Can we do the same with our hyper-active sebaceous gland? Dr. Rox Anderson was researching for the right laser-system for many years; but, the challenge is that for the laser-light our sebaceous gland looks very similar as our skin. Just imagine your dress would be as clear as the glass-window, no specific heating (or in scientific terms “selective photo-thermolysis”) would be possible.
So, we have to make your sebaceous gland visible to commonly used and medically proven laser-systems!
The gold-coated Sebacia microparticles are engineered to absorb the light of commonly used laser-systems in dermatology. Additionally, they also absorb the visible light and therefore, look BLACK (since they don’t reflect but absorb the light).
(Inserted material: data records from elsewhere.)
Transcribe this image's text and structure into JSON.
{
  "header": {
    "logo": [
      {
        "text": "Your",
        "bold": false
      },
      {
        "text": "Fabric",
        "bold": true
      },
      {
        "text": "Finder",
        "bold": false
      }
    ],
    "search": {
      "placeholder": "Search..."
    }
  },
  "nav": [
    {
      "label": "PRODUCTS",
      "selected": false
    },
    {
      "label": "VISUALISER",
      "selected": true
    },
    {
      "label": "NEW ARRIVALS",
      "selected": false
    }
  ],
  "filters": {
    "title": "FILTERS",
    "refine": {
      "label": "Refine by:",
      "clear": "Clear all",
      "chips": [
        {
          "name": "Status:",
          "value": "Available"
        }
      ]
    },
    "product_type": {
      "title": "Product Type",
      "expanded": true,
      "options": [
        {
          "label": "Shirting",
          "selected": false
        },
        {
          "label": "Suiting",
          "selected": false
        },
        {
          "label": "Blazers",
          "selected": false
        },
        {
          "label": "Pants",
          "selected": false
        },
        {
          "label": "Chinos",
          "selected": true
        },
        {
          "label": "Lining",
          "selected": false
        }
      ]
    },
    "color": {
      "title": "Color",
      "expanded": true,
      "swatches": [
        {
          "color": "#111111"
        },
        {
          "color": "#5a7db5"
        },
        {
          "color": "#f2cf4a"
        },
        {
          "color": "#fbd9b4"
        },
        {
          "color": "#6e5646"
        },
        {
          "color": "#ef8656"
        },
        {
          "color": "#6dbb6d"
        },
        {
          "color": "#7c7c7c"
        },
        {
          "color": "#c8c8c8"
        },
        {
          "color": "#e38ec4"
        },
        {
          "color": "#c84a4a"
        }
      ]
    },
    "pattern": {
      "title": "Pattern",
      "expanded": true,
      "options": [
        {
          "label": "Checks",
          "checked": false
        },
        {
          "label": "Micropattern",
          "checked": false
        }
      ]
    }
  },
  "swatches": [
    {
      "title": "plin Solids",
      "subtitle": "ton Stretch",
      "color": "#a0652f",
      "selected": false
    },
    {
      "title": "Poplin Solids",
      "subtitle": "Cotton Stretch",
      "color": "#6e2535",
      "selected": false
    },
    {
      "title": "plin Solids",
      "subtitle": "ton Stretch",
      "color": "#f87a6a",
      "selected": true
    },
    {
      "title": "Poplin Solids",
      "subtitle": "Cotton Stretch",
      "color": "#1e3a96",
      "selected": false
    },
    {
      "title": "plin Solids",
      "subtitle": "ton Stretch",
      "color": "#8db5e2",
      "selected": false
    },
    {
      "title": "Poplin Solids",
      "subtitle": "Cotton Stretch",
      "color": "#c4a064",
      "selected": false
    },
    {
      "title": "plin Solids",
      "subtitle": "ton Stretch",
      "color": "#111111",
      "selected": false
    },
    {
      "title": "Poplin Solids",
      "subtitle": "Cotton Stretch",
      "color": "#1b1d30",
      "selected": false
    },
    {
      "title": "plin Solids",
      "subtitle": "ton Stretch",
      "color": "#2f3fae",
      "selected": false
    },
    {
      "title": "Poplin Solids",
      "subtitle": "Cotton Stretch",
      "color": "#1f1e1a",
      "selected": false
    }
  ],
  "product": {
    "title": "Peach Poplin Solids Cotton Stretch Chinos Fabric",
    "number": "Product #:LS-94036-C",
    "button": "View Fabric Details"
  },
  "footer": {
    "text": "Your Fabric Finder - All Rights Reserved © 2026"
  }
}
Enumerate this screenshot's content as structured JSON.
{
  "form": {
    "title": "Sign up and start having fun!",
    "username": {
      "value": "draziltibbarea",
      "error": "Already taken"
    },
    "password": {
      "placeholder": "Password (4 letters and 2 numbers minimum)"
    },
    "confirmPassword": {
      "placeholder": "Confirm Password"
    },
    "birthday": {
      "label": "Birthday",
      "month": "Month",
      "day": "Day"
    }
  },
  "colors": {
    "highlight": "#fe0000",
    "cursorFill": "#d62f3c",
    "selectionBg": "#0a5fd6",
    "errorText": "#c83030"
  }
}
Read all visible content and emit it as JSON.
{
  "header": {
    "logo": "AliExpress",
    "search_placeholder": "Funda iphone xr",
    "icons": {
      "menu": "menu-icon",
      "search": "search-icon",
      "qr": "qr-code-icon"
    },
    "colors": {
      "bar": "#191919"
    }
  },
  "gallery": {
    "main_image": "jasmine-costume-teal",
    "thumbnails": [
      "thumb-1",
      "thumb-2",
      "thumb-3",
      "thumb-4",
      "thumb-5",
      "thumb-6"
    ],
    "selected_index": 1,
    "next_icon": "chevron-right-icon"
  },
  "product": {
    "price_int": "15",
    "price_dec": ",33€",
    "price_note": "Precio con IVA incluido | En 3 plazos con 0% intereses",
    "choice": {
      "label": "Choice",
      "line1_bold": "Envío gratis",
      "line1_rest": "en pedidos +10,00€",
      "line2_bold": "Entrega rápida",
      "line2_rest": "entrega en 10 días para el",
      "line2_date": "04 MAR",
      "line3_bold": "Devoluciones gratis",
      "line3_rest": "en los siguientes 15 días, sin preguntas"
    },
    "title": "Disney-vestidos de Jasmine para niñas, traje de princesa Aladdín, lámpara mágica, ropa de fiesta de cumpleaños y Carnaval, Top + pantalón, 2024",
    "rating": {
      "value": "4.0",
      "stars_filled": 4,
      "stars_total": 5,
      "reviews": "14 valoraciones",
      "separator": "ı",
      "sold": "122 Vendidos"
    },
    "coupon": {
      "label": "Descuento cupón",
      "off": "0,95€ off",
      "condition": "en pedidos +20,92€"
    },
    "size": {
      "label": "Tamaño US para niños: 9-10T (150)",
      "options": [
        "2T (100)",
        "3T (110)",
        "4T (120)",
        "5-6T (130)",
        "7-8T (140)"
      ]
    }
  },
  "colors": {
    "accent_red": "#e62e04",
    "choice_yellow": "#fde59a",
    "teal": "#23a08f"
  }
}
Further, they are small enough to enter the pores and travel along the follicle into the sebaceous glands – thanks to the help of a special massage. Massaging the Sebacia microparticles into your skin is the first step of the procedure.
Then, the microparticles sit around the follicle and also in the sebaceous gland and can be selectively heated by the laser light – the second step. This heat will cause a damage to the gland and that will initiate a wound-healing response. Over time, the sebaceous gland will shrink, and the activity is reduced!
So, the process is similar to laser-assisted hair-removal (or in scientific terms: based on the concept of “selective photo-thermolysis”). Therefore, the associated risks or side-effects are well known such as redness and swelling. Please consult your medical professional for a full list of possible side effects. Many well-trained specialists for operating these laser systems exist!